Higher yields on Treasuries force equities to pay up or pipe down. When the risk-free rate flirts with 4%, dividend stocks start to look less like income and more like risk — especially the ones with no growth to show for it.
For the likes of Verizon and AT&T, growth didn’t just slow — it packed its bags and left town long ago. Capital-intensive operations eat cash for breakfast and come back starving for lunch. Earnings haven’t kept up with inflation, but capex has.
So the market adjusts. Shares have fallen and now yield in the range of 7–9%. That’s the 4% risk-free rate plus a 3–5% risk premium. Nothing mystical about it. Interest rates are to asset prices what gravity is to the apple.
Verizon now trades where it did in 2010. AT&T, at levels not seen since 1992. Dividend yields hover around 8.3% and 8.2%. Some call it a crash, but gravity isn’t punishment; it’s an elementary law of physics.

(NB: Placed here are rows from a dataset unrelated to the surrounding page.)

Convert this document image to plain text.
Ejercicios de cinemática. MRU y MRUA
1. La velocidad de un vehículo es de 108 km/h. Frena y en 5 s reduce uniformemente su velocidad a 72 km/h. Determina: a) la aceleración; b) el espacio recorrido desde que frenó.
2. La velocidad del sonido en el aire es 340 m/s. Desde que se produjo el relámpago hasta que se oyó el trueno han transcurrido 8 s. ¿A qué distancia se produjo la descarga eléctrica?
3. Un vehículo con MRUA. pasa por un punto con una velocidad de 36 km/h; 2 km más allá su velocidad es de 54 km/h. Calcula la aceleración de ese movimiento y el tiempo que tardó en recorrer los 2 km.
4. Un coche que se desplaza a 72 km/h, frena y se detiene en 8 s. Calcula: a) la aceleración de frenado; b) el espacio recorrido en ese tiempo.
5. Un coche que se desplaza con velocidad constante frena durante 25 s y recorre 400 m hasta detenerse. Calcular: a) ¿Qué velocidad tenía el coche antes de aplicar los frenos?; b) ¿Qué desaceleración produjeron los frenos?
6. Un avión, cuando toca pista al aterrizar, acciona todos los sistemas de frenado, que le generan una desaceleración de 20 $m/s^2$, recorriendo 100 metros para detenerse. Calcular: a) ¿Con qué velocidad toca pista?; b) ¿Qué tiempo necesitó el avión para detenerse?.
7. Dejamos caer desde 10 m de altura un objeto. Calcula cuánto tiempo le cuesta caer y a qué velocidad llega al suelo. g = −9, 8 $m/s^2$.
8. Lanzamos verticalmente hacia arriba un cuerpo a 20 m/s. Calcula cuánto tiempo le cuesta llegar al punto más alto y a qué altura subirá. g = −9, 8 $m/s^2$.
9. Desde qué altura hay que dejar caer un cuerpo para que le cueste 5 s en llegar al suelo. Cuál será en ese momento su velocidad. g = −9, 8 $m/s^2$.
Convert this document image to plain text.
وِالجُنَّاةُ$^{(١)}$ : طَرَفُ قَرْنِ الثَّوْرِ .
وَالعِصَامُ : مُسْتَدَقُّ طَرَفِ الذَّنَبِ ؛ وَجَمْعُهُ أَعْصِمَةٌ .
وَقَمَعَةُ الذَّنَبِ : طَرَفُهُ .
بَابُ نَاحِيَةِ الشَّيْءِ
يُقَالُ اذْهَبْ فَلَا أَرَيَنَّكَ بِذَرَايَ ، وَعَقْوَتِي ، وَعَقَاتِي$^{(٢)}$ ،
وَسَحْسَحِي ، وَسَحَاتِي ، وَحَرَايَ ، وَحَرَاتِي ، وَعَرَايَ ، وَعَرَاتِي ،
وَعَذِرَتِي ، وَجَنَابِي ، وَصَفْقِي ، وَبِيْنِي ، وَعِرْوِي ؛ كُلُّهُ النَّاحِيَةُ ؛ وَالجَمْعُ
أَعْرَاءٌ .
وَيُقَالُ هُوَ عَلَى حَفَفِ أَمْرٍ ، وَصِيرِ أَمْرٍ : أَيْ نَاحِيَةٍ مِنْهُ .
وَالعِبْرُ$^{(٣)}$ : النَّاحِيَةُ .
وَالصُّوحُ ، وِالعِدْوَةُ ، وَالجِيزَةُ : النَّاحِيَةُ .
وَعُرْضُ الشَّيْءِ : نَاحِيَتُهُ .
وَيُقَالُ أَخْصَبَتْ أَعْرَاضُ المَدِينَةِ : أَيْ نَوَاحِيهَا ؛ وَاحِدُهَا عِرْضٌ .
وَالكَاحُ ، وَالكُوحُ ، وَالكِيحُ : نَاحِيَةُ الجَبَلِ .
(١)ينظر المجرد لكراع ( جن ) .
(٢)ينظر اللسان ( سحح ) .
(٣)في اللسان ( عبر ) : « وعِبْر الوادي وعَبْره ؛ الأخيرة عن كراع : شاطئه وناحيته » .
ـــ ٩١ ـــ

Verizon’s cash flow still covers the dividend comfortably for now. But over the past decade, debt climbed $86 billion — nearly matching total dividends paid to shareholders — to fund fiber buildouts, network upgrades, and acquisitions.
With a mountain of debt and higher rates making each refinancing sting a bit more, Verizon will soon have to scale back its capital program. It’s not an if but a when. The whip effect on free cash flow should be immediate. My hunch is that the carrier’s shareholders won’t leave it with choice.
If that happens, the outlook should be steady, dull, and solvent. Which, in telecom land, passes for success. That’s before adjusting for inflation, and without factoring in those lead-sheathed cables buried decades ago, now resurfacing like bad memories.
It’s easier to bury cables than liabilities. Potential environmental lawsuits loom, and the bills could be brutal. Unlike the carriers’ earnings, they will keep up with inflation if they hit.